Humans learn by stories and even anecdotes better than by facts and figures, and legends creep in and out of fiction as needed.
Case in point, when I was researching alternative wedding ceremonies for Bride of the Living Dead, the romantic comedy for women who love horror movies too much” I found a lot of material on “handfasting.” Most of the online sites devoted to such things described it as a medieval Scottish ceremony that had traditionally accompanied a kind of trial marriage “for a year and a day.” I’ve got a few Scots on a branch of my family tree so I especially liked the idea that such a sensible custom had once existed.
The only problem was that further research revealed that this particular tradition was totally bogus.
As medieval scholar Sharon L. Krossa points out:
[A]fter formal betrothals called “handfastings” had ceased to be actually practiced in Scotland, a curious myth arose in the late 18th century that “handfasting” referred [to] a trial marriage of a year and a day after which the partners could either marry permanently or part freely and that this kind of “handfasting” had been practiced in former times but not currently.
What began as a English tourist’s tall tale about those wild and crazy Scots in the 1790s was picked up by Sir Walter Scott, who used it in his 1820 novel The Monastery,
Obviously not every wizard story becomes a Harry Potter, As the most popular exploder of legends, puts it. “[L]egends are expressions of adult fears and concerns…”
The handfasting trial marriage story may have begun as a legend in the Snopes vein, something that no one in the 1790s had ever witnessed but was really supposed to have happened. Sir Walter Scott wove it into his tapestry and helped turn it into one of those things that many people “know” because it’s been talked about so often and researched so seldom.
The do-it-yourself with no permanent commitment, and revisit it after a year aspect of the handfasting legend resonates differently with current views on relationships. The idea that such a custom really existed in Scotland appeals to a nostalgic affinity for all things Celtic. Plus it seems a very heartfelt way to express commitment without bringing in any organized religion, which gives it an edge among those who want an alternative ceremony.
What interests me is how Sir Walter Scott’s book got into reality for real.

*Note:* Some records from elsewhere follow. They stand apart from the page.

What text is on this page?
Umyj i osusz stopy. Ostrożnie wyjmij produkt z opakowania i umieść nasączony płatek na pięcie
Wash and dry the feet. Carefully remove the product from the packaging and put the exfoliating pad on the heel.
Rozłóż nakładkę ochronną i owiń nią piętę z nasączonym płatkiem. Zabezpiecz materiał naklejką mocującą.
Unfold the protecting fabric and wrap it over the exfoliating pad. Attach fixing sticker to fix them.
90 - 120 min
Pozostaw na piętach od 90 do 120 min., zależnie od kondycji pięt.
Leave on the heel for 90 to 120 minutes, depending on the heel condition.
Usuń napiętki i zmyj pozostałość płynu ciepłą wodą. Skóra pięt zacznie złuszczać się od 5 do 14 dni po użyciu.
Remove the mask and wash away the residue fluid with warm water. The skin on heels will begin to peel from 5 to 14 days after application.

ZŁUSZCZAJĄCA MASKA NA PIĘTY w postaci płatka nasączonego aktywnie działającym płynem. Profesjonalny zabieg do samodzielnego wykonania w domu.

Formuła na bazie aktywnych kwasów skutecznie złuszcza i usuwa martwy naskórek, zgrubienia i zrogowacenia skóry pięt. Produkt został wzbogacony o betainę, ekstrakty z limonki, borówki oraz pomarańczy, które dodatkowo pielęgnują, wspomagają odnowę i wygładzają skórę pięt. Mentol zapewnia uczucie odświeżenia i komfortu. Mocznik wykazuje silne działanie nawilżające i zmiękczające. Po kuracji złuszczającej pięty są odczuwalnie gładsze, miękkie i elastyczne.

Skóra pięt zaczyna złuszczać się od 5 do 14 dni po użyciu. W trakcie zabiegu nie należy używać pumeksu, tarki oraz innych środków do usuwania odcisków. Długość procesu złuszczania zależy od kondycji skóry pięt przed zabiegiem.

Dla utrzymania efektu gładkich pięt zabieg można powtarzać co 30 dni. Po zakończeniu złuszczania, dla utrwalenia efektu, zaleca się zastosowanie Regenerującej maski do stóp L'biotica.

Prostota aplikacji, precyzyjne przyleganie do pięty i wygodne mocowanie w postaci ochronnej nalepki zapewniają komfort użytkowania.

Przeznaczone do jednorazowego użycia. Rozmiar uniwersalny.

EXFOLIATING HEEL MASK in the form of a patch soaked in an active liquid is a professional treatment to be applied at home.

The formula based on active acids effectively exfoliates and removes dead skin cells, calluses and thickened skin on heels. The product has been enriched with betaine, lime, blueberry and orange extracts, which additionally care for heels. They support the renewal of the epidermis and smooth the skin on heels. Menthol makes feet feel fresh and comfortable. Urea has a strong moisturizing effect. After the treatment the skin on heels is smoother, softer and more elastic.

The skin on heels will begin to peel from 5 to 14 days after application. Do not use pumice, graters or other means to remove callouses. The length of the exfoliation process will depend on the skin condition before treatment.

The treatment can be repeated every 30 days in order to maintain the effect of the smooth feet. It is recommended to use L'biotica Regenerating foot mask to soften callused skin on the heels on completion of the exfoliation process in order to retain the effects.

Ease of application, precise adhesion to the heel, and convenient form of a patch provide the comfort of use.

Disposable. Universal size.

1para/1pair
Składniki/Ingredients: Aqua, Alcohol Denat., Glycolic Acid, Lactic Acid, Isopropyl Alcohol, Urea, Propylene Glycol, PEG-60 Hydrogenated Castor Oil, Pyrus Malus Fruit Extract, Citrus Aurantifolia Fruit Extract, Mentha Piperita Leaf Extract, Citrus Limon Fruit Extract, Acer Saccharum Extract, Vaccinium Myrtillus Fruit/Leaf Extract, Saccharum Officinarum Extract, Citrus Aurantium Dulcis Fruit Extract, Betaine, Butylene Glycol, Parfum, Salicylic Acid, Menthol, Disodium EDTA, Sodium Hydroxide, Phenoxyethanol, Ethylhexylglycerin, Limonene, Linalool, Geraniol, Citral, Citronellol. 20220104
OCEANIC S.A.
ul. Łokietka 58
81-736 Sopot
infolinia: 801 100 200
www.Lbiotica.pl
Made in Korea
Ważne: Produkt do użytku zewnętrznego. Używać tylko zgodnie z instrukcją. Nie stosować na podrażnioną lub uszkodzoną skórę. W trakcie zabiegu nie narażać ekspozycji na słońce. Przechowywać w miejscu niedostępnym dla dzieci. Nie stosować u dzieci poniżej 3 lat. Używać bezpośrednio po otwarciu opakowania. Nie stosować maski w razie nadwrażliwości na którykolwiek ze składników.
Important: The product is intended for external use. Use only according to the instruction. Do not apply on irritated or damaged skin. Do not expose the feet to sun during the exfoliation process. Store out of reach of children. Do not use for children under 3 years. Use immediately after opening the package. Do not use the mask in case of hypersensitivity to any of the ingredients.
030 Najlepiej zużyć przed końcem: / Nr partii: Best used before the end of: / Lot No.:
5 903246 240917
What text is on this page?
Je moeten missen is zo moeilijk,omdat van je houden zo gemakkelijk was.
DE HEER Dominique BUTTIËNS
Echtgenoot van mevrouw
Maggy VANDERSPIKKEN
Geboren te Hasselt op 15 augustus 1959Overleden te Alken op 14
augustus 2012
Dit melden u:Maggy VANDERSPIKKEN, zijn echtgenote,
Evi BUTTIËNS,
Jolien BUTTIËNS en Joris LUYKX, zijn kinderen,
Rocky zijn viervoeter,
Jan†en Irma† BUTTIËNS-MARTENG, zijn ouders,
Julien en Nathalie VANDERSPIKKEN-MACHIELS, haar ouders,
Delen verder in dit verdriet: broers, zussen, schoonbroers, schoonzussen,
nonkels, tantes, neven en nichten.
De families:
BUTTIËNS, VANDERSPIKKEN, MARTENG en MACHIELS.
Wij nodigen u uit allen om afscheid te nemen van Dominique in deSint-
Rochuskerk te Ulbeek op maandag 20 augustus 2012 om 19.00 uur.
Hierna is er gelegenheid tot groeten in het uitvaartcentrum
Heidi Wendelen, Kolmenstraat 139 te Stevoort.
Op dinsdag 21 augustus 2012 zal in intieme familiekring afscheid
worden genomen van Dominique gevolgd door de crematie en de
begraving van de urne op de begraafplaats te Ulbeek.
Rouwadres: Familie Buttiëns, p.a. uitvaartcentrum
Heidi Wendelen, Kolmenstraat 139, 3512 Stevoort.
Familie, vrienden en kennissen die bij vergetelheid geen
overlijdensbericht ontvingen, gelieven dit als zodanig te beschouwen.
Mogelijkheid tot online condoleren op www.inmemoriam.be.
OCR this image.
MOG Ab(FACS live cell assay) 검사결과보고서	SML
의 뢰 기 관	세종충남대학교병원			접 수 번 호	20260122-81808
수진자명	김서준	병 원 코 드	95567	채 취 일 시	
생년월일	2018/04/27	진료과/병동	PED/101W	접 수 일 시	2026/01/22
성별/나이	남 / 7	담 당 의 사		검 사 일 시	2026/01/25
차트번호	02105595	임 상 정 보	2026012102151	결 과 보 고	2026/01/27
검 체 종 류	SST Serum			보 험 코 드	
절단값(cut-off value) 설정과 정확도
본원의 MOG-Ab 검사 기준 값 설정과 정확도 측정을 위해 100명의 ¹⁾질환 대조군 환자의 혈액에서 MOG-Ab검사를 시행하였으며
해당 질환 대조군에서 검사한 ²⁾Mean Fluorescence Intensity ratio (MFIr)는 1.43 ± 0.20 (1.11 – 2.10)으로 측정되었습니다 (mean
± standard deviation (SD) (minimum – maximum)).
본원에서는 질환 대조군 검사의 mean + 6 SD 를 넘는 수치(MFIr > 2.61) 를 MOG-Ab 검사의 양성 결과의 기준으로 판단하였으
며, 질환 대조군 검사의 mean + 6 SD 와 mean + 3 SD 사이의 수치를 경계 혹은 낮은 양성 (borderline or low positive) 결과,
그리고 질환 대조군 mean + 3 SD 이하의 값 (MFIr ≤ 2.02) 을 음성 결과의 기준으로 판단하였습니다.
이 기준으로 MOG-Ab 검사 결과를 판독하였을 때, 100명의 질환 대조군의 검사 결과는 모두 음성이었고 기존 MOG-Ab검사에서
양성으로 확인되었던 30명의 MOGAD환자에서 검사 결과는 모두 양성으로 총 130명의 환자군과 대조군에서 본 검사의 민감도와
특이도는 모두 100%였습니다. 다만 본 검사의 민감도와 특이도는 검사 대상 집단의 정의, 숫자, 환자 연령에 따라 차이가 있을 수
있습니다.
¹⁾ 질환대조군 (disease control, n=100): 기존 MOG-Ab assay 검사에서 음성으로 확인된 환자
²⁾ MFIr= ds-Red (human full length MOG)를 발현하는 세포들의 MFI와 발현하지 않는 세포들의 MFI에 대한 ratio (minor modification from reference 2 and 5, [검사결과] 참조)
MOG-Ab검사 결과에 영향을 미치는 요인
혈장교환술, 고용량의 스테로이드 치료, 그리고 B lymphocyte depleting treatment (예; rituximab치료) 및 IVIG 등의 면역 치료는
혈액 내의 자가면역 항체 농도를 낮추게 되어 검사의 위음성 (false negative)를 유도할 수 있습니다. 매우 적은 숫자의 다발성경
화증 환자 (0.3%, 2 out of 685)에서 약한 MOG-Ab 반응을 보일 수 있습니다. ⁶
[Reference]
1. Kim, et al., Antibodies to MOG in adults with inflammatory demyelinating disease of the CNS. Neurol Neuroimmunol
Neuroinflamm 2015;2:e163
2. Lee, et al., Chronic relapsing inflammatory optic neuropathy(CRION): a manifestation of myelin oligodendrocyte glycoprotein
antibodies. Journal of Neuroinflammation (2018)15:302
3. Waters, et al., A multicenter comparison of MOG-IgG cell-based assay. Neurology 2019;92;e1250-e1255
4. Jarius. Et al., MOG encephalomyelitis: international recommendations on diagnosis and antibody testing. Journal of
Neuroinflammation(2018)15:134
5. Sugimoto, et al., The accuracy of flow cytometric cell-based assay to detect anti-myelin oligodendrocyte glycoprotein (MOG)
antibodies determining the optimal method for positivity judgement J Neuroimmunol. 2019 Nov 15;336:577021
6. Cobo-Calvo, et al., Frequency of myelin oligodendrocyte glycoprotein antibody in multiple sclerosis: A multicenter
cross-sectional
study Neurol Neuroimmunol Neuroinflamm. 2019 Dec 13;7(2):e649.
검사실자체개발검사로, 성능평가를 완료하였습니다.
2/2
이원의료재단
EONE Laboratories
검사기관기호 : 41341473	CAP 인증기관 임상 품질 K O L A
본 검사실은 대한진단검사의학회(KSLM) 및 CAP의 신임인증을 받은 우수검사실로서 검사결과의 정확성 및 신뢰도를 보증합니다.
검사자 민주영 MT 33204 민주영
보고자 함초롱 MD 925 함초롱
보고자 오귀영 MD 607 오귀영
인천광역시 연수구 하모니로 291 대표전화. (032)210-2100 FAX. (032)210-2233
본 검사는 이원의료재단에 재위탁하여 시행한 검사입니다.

Artists can make up any world we want, turn weaknesses into strengths and show sides of things no one dreamed of. For example in her last novel, Fledgling, author Octavia E. Butler created a black vampire who was empowered by the melanin in her skin to be able to walk in the sunlight without burning as lighter-skinned vampires could not. She also created a vampire species where females have more power than males because their venom is stronger.
Why not?
The pay for turning daily life into plausible fiction may not be much, but the payoff of turning the world on its head and taking the reader along to see a different way is the reason many, if not most, novelists stay in the game.